Thursday 3 September 2020

A Red backed Shrike in The Midlands 31st August 2020

Today I never intended to drive to just north of Birmingham to see a Red backed Shrike as my plan was to go and see a confiding male Common Redstart at Otmoor. It had been present for around six weeks but annoyingly decided to depart the previous night, as I discovered on arriving at Otmoor.

Somewhat at a loss I stood and chatted to Mark who had also come to see the redstart but despite our willing it to appear it was obvious the game was well and truly up and it was gone. Even the Cattle Egret, found here two days ago was not around, so we stood on the bridleway and chatted as birders do, but we did see a Turtle Dove which was unexpected but that did not hang around either, flying off the minute it saw us.

Mark left for home to do some gardening while I decided to drive north for an hour to Sutton Park National Nature Reserve which lies six miles north of Birmingham city centre and adjacent to the rather upmarket town of Sutton Coldfield. I planned to try my luck with the shrike which enticingly was an adult male, so in my book well worth seeing. If it had been a juvenile or female it may not have been so tempting.

Sutton Park NNR was unknown to me but is an SSSI (Site of Special Scientific Interest) and comprises of 2400 acres of former deer park, given to Sutton Coldfield by Henry VIII in 1528, and is now the second biggest urban park in England and one of the largest of its kind in Europe. There is a wide variety of habitat and if you can escape the hordes of people who visit there you can find a good variety of birds such as Spotted Flycatcher, Common Redstart and all the common warbler species and occasionally a rarer find such as the shrike.

One hour after leaving Otmoor I arrived at the entrance to Sutton Park NNR and my spirits dropped to my boots as I was confronted with a sea of people and a mass of cars parked in every available space. Of course I had neglected to remember it was a Bank Holiday. There was no room whatsoever to park my car and I was about to turn tail and leave when I checked the RBA directions and found that I had arrived at the wrong entrance gate to the park.

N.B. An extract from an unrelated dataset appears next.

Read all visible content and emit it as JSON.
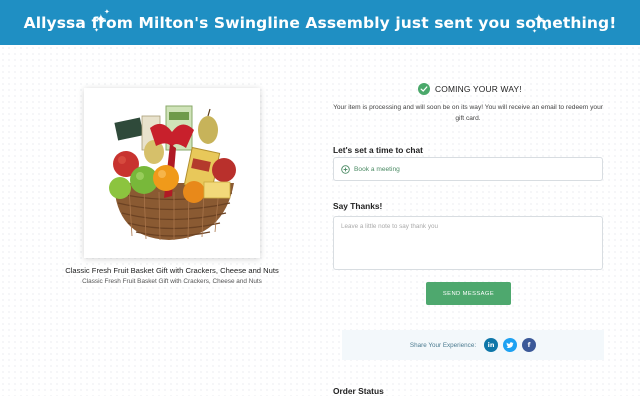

I was at Town Gate, the most popular entrance to the park but needed to relocate to another entrance called Boldmere Gate.

A quick search on Google Maps informed me it was but five minutes drive north and leaving the chaotic scenes behind at Town Gate I found myself entering a less manic situation at Boldmere Gate with plenty of space available to park my car.

Following the directions on RBA I parked by the model aircraft field and set off northwest for half a mile to some tall pines in the distance.The shrike was to be found two hundred metres north of the pines. I could from my current position see a distant line of birders looking towards an open area of gorse, heather and scattered bushes. 

Fifteen minutes of walking and I had joined them.The shrike was immediately visible, perched low down on a thin branch of a hawthorn bush that allowed it to survey the grass around the bush.

It was not particularly active and remained perched quietly, hardly moving, just occasionally cocking its head to regard something moving in the grass below but never actually leaving its perch to investigate further. For a good twenty minutes it sat and then suddenly flew down to seize a beetle, it had seen at a surprising distance from the bush. Flying towards us and dropping into the grass where we could see it hopping about before securing the beetle. Its eyesight must be very acute.

It flew up from the grass and back to the bush but disappeared inside it and was lost to view. Then it flew out and to some dense gorse beyond and was gone. Word was that it would return eventually but no time was given when this would occur. Others went in search of it but in these situations I find it is best to wait a while and sure enough, twenty minutes later, it unexpectedly flew directly towards us and landed in the grass once again to seize what looked like a moth before flying to devour its prey on a perch in another nearby bush.

Cameras clicked away as the shrike consumed the moth and then for the next forty five minutes the shrike sat on its perch obviously fully fed and disinclined to hunt for further prey.The occasional adjustment of position on its perch and cocking of its head to study any movement of beetle, lizard or insect below was about the only action we were granted.

Many of the assembled birders and passers by lost interest and drifted away and soon there was only a few of us hoping the shrike might do something interesting. Sadly it had other ideas and when it eventually did leave its perch, it was to fly further away and out of view.

I was told I had been fortunate to see it immediately on my arrival as at other times it had not been seen for several hours despite this spot apparently being its favourite location.

Even with such an attractive bird there is a boredom threshold and after waiting to no avail for it to return I  accepted that there was little point in prolonging my vigil. I made the long walk back to the car, being buzzed by model aircraft from the field and noticing how the park was becoming ever more populated. lt was definitely time to go but a pleasant two hours was mine to savour on the drive home.